O setor bancário iniciou uma disputa judicial milionária com a Polícia Federal (PF). Instituições financeiras - como o HSBC e o Itaú - questionam multas aplicadas por descumprimento de leis e normas de segurança para as agências. Em alguns casos, já obtiveram decisões favoráveis à anulação de autuações sofridas por falta de plano de segurança aprovado, número insuficiente de vigilantes e problemas em alarme. Desde 2008, foram aplicadas 5,8 mil multas contra bancos e empresas de segurança privada, que somam cerca de R$ 55 milhões, segundo a PF.
O argumento dos bancos é de que eles não poderiam ser multados com base só em portarias da Polícia Federal. Para a defesa das instituições financeiras, essas normas extrapolariam as punições previstas na Lei Federal nº 7.102, de 1983, que trata de segurança privada. Entre as penalidades que teriam sido "criadas" por portarias estaria a possibilidade de interditar agências que funcionem sem um plano de segurança aprovado. De acordo com a Polícia Federal, desde 2008, foram aplicadas 85 multas por esse motivo.
O Itaú, no entanto, conseguiu anular uma multa sofrida em outubro de 2006, por ter deixado de apresentar requerimento de renovação de plano de segurança no prazo de 30 dias antes do vencimento. A autuação foi anulada pela 6ª Vara Cível de São Paulo. Para o juiz, as Portarias nº 387, de 2006 e nº 4410, de 2008, ao prever outras punições aos bancos, como a interdição, extrapolariam sua função. Segundo a decisão, "só a lei pode prever sanção administrativa, estando condenadas todas as penalidades oriundas de atos normativos que não se constituam em lei em sentido formal".
Uma autuação lavrada contra outra agência do Itaú pelo mesmo motivo, no valor de R$ 20 mil, também foi anulada. Em decisão de abril, a juíza Carla Rister, da 1ª Vara de São Carlos, entendeu que a Portaria nº 387, editada pela Polícia Federal, seria inconstitucional. Assim, não poderia servir de parâmetro para a aplicação de multas contra instituições financeiras.O banco HSBC também obteve recentemente duas liminares para suspender o pagamento imediato de 13 multas aplicadas, após esgotar a discussão por via administrativa. As liminares foram concedidas pelo juiz federal substituto Bruno César Bandeira Apolinário, da 3ª Vara do Distrito Federal. Ele afirmou nas suas decisões que "o Poder Judiciário já se manifestou diversas vezes contra portarias que exorbitam o poder regulamentar ao estabelecer penas não previstas em lei". Entretanto, deixa claro que deverá pedir informações sobre o tema para verificar se esse seria o caso ao analisar o mérito.

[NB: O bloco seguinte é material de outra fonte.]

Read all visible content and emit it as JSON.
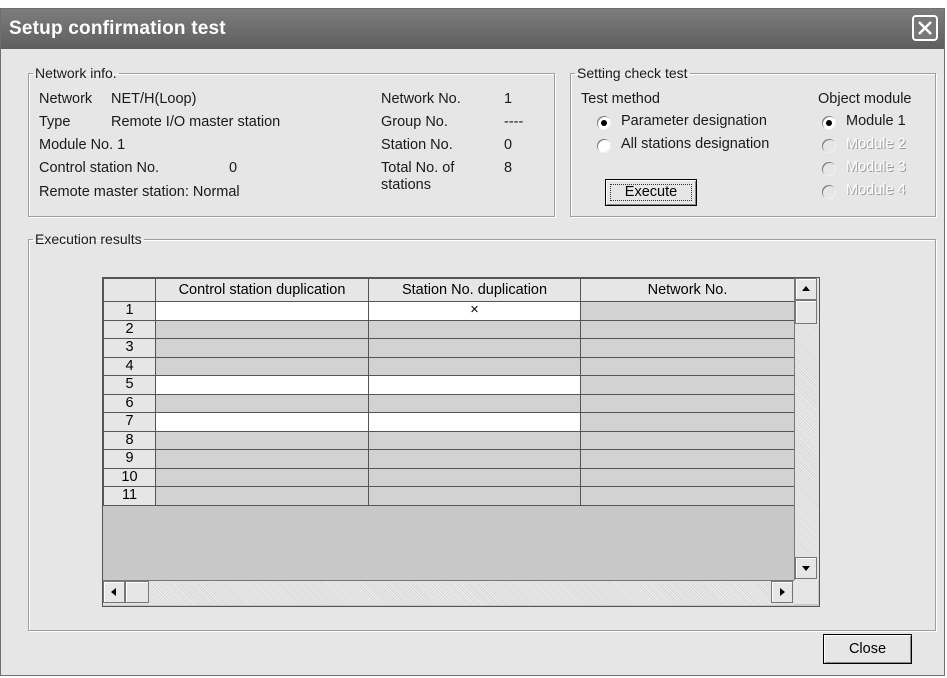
{
  "window": {
    "title": "Setup confirmation test"
  },
  "network_info": {
    "legend": "Network info.",
    "network_label": "Network",
    "network_value": "NET/H(Loop)",
    "type_label": "Type",
    "type_value": "Remote I/O master station",
    "module_no": "Module No. 1",
    "control_station_label": "Control station No.",
    "control_station_value": "0",
    "remote_master": "Remote master station: Normal",
    "network_no_label": "Network No.",
    "network_no_value": "1",
    "group_no_label": "Group No.",
    "group_no_value": "----",
    "station_no_label": "Station No.",
    "station_no_value": "0",
    "total_label_1": "Total No. of",
    "total_label_2": "stations",
    "total_value": "8"
  },
  "setting_check": {
    "legend": "Setting check test",
    "test_method_label": "Test method",
    "object_module_label": "Object module",
    "param_designation": "Parameter designation",
    "all_stations": "All stations designation",
    "execute": "Execute",
    "module1": "Module 1",
    "module2": "Module 2",
    "module3": "Module 3",
    "module4": "Module 4"
  },
  "results": {
    "legend": "Execution results",
    "columns": [
      "Control station duplication",
      "Station No. duplication",
      "Network No."
    ],
    "rows": [
      {
        "no": "1",
        "c1": "",
        "c2": "×",
        "c3": ""
      },
      {
        "no": "2",
        "c1": "",
        "c2": "",
        "c3": ""
      },
      {
        "no": "3",
        "c1": "",
        "c2": "",
        "c3": ""
      },
      {
        "no": "4",
        "c1": "",
        "c2": "",
        "c3": ""
      },
      {
        "no": "5",
        "c1": "",
        "c2": "",
        "c3": ""
      },
      {
        "no": "6",
        "c1": "",
        "c2": "",
        "c3": ""
      },
      {
        "no": "7",
        "c1": "",
        "c2": "",
        "c3": ""
      },
      {
        "no": "8",
        "c1": "",
        "c2": "",
        "c3": ""
      },
      {
        "no": "9",
        "c1": "",
        "c2": "",
        "c3": ""
      },
      {
        "no": "10",
        "c1": "",
        "c2": "",
        "c3": ""
      },
      {
        "no": "11",
        "c1": "",
        "c2": "",
        "c3": ""
      }
    ]
  },
  "footer": {
    "close": "Close"
  },
  "icons": {
    "title_close": "close-icon",
    "scroll_up": "arrow-up-icon",
    "scroll_down": "arrow-down-icon",
    "scroll_left": "arrow-left-icon",
    "scroll_right": "arrow-right-icon"
  }
}
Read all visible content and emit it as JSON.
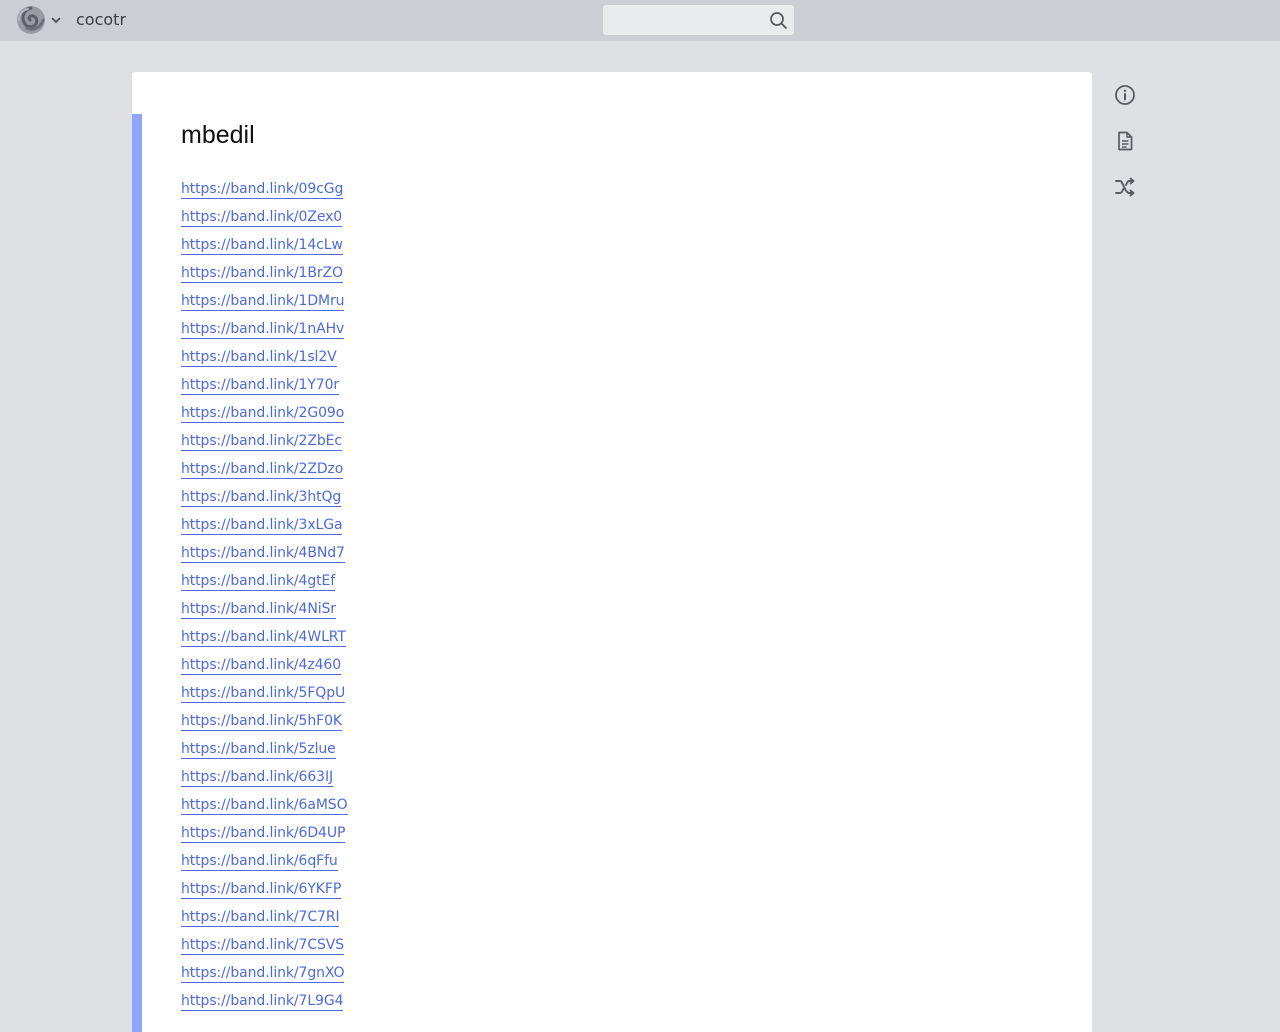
{
  "header": {
    "app_name": "cocotr",
    "logo_icon": "spiral-logo-icon",
    "menu_icon": "chevron-down-icon",
    "search": {
      "value": "",
      "placeholder": "",
      "icon": "search-icon"
    }
  },
  "page": {
    "title": "mbedil",
    "accent_color": "#8fa5ff",
    "link_color": "#4d6bd8",
    "links": [
      "https://band.link/09cGg",
      "https://band.link/0Zex0",
      "https://band.link/14cLw",
      "https://band.link/1BrZO",
      "https://band.link/1DMru",
      "https://band.link/1nAHv",
      "https://band.link/1sl2V",
      "https://band.link/1Y70r",
      "https://band.link/2G09o",
      "https://band.link/2ZbEc",
      "https://band.link/2ZDzo",
      "https://band.link/3htQg",
      "https://band.link/3xLGa",
      "https://band.link/4BNd7",
      "https://band.link/4gtEf",
      "https://band.link/4NiSr",
      "https://band.link/4WLRT",
      "https://band.link/4z460",
      "https://band.link/5FQpU",
      "https://band.link/5hF0K",
      "https://band.link/5zlue",
      "https://band.link/663IJ",
      "https://band.link/6aMSO",
      "https://band.link/6D4UP",
      "https://band.link/6qFfu",
      "https://band.link/6YKFP",
      "https://band.link/7C7RI",
      "https://band.link/7CSVS",
      "https://band.link/7gnXO",
      "https://band.link/7L9G4"
    ]
  },
  "side_tools": [
    "info-icon",
    "document-icon",
    "shuffle-icon"
  ]
}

Em todas as decisões, ainda cabe recurso.
Para o diretor jurídico da Febraban, Antonio Carlos de Toledo Negrão, essas punições teriam que estar previstas em lei e não apenas em portarias da Polícia Federal. Porém, essas ações judiciais ficam a cargo de cada banco. Ele afirma, no entanto, que como esses autos de infração são lavrados por agentes que visitam as agências bancárias, os critérios para se aplicar multas acabam sendo pessoais. Como a lei não prevê qual o número mínimo de vigilantes necessários ou tempo razoável para o disparo do alarme, isso dependerá da interpretação de cada agente, segundo ele. Além disso, Negrão afirma que bancos também são multados por questões que seriam de responsabilidade das empresas de vigilância. Uma instituição financeira, por exemplo, teria sido autuada porque o vigilante trabalhava sem apito.
Por meio de nota encaminhada por assessoria de imprensa, a Polícia Federal alega que a Portaria nº 387 apenas aplica a Lei nº 7.102 "sem qualquer extrapolação ou descumprimento ao princípio da legalidade". Para o órgão, embora os bancos tenham obtido algumas poucas decisões a seu favor, já haveria, em uma rápida análise, mais de dez entendimentos favoráveis à Polícia Federal. Nessas decisões, os juízes teriam considerado que a portaria mencionada só reproduz o que prevê a lei.
O advogado Fábio Ozi, sócio do Mattos Filho Advogados, afirma que a tese das instituições financeiras tem chances de prosperar no Judiciário. Isso porque há diversos precedentes nos tribunais superiores que afastam penalidades impostas em portarias de condutas que não estão previstas em lei.
Procurado pelo Valor, o advogado Eduardo Nobre, do Leite, Tosto e Barros Advogados, que representa o HSBC nas ações, não quis se manifestar. Já a assessoria de imprensa do Itaú informou que não comenta assuntos sub judice."